Boris slams plans for property tax as stamp duty hits market
BORIS JOHNSON yesterday slammed Liberal Democrat politicians who are calling for property tax hikes, while urging Google and other companies criticised for tax avoidance to do more to benefit the UK.
“It is absurd to be suddenly whacking up taxes on cash-poor people who happen to inhabit expensive houses in London when firms like Google are paying zero,” he told the audience at the Confederation of British Industry’s annual conference.
“Neither arrangement strikes me as being fair, and so Google and co face a very clear choice: they can either change their tax arrangements, or do much more work to serve our society.”
The Mayor of London’s comments come after devastating statistics released yesterday showed the effect that higher taxes have already had on London’s property market.
Across Greater London, sales of properties worth between £2m and £5m collapsed 53 per cent in the year leading to the third quarter this year, London Central Portfolio said yesterday. In this year’s Budget, the government slapped expensive properties with a welter of tax hikes and new charges. Homeowners selling properties for over £2m now face stamp duty at seven per cent if the transaction is in their own name, rising to 15 per cent for firms.
Since 77 per cent of properties worth more than £2m are located in the capital, London has already begun to feel the impact of the tax barrage.
And plans are in the pipeline to impose a further yearly charge of up to £140,000 on companies using these properties, as well as hitting the businesses with a further capital gains liability.

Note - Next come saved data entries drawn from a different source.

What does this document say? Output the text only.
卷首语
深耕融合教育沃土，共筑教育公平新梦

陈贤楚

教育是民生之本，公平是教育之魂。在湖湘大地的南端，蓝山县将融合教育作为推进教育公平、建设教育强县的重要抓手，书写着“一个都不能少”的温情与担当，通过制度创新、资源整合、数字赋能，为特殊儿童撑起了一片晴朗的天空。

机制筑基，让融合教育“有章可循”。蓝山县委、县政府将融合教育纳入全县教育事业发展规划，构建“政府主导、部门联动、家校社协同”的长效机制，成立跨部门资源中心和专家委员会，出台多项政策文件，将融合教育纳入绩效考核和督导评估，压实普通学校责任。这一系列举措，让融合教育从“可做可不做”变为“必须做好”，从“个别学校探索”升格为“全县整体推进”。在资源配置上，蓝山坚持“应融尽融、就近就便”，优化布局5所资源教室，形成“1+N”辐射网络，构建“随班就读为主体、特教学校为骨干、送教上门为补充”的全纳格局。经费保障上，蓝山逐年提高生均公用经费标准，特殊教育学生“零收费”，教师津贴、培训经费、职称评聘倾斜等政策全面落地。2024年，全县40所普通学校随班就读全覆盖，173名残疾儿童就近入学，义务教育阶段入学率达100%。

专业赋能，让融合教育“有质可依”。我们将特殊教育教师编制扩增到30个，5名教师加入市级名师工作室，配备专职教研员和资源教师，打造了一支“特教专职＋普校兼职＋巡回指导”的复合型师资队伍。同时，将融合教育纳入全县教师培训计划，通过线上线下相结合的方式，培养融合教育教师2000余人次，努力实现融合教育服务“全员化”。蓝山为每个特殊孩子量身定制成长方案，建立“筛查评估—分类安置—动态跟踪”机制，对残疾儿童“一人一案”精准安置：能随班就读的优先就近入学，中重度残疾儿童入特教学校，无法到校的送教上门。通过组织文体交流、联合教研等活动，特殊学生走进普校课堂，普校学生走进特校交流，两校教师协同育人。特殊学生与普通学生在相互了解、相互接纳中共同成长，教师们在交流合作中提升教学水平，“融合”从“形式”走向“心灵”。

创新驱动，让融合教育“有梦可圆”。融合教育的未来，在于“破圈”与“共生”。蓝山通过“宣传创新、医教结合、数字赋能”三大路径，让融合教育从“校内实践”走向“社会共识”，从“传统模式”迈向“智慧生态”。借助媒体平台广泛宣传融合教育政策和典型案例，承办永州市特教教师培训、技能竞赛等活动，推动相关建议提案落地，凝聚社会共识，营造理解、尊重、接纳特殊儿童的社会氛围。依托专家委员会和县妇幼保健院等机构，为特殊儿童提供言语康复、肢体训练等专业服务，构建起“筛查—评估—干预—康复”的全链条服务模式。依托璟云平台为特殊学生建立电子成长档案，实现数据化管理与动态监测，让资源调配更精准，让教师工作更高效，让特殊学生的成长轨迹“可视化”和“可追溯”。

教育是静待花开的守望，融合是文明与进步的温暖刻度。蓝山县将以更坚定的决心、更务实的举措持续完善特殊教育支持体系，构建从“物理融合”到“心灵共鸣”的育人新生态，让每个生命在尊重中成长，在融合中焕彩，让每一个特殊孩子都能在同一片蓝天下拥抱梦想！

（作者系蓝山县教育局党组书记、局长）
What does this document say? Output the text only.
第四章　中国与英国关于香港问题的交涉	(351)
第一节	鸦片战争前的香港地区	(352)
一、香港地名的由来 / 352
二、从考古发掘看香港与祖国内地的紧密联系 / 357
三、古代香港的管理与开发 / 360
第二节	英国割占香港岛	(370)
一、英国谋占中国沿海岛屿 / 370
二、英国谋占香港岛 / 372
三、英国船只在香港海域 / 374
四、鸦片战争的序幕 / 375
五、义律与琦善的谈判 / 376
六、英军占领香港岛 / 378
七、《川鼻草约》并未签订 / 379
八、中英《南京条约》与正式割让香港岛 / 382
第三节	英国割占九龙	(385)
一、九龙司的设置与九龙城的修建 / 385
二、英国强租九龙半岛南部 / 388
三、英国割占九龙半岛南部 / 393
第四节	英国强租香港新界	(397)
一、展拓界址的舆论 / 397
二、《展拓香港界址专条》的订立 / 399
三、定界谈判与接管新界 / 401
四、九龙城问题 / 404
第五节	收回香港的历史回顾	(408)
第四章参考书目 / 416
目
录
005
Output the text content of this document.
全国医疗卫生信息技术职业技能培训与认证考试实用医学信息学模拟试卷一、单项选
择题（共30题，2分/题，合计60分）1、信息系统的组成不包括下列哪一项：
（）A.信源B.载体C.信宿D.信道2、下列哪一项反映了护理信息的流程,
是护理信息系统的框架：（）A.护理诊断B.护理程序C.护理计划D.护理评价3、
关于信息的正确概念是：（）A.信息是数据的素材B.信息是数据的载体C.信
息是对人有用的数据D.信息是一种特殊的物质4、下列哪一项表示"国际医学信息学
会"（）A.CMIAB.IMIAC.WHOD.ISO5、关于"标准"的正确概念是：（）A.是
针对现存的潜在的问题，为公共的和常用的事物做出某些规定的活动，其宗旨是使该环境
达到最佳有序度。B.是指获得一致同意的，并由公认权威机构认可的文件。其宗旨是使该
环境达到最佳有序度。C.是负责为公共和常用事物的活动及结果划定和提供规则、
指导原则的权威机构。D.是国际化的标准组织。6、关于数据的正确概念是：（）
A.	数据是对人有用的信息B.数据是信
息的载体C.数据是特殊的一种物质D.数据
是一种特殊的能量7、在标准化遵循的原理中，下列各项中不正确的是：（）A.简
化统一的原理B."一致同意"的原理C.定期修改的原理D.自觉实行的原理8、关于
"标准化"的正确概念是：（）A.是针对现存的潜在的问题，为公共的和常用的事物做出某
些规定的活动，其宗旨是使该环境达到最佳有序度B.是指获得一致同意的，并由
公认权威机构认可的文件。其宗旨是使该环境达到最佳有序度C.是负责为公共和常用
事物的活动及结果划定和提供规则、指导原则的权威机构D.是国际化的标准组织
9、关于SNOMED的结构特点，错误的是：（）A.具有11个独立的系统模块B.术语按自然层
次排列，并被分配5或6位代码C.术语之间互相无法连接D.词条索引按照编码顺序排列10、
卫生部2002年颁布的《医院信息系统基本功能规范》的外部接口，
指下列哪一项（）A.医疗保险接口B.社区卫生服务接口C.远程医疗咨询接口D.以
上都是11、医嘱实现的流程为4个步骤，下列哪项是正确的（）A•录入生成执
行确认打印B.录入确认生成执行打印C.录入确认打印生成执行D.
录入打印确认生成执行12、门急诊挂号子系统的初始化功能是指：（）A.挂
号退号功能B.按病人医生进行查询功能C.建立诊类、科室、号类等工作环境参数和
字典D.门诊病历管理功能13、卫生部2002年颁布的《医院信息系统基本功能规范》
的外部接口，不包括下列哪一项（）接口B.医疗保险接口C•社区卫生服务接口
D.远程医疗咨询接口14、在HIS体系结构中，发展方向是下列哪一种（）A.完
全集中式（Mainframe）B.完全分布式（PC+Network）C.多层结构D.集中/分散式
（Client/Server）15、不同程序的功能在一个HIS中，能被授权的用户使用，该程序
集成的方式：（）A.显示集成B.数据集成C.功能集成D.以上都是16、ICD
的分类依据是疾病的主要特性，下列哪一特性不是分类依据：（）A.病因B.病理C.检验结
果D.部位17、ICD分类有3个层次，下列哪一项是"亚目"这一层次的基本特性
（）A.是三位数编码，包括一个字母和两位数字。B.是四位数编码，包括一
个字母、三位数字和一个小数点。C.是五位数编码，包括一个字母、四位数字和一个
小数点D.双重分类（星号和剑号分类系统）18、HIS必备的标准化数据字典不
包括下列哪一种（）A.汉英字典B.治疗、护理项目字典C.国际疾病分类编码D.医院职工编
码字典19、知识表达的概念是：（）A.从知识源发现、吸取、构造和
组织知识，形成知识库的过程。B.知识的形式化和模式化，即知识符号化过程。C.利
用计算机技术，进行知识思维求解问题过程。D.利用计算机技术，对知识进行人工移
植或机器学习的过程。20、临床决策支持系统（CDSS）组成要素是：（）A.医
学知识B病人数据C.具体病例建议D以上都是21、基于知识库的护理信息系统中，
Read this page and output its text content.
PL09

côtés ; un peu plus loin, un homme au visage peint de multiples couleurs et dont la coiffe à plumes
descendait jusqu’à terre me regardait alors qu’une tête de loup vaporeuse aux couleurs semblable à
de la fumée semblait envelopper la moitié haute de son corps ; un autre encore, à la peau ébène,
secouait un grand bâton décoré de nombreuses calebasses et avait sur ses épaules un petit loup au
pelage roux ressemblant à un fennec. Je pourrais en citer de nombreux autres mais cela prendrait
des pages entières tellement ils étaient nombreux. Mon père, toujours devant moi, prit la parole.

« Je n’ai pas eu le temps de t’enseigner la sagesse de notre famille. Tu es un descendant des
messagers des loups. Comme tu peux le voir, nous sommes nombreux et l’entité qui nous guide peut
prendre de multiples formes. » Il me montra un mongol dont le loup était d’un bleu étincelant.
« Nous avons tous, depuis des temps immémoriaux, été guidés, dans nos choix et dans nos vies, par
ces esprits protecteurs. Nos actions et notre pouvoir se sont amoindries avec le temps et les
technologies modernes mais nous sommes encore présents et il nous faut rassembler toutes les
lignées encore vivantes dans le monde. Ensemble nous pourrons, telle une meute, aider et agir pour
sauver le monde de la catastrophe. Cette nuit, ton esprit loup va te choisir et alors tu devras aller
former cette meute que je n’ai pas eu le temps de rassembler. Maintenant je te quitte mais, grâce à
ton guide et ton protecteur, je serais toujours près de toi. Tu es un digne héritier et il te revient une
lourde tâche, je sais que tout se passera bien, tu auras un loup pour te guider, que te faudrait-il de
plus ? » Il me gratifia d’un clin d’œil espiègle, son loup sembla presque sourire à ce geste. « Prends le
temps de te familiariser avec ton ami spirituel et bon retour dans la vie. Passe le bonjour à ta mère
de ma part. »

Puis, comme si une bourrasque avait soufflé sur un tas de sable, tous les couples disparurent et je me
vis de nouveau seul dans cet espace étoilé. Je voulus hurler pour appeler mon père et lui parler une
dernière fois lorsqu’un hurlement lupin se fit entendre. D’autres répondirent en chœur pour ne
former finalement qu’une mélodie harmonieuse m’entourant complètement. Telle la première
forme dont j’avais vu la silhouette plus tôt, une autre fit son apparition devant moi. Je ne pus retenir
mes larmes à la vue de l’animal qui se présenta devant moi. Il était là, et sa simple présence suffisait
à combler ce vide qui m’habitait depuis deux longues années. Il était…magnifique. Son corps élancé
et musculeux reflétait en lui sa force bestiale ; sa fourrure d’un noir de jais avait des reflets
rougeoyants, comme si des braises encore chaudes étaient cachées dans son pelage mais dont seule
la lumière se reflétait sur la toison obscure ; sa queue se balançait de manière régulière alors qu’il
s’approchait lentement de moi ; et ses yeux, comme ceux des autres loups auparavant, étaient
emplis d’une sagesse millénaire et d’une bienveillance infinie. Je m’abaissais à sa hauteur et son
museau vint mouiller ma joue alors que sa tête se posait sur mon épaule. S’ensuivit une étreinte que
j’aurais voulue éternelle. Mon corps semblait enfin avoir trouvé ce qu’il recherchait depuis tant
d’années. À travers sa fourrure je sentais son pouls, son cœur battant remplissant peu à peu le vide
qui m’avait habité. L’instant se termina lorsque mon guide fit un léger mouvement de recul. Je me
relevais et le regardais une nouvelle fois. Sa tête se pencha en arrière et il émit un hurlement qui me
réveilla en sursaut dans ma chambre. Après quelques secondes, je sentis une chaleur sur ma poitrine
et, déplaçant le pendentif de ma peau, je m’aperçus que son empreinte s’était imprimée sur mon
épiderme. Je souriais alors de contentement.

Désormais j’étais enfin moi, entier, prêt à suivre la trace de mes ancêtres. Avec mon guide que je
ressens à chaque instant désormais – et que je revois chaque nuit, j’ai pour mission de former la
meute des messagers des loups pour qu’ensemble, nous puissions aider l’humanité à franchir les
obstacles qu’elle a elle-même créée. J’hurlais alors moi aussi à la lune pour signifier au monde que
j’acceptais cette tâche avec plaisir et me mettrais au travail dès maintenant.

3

The Mayor used much of the rest of his speech to wax lyrical over the benefits of doing business in London, calling on oligarchs to make use of London’s courts – sending the money trickling down through the city.
“I have no shame in saying to the injured spouses of the world’s billionaires: if you want to take him to the cleaners, take him to the cleaners in London,” he said. “Because London cleaners will be grateful for your business.”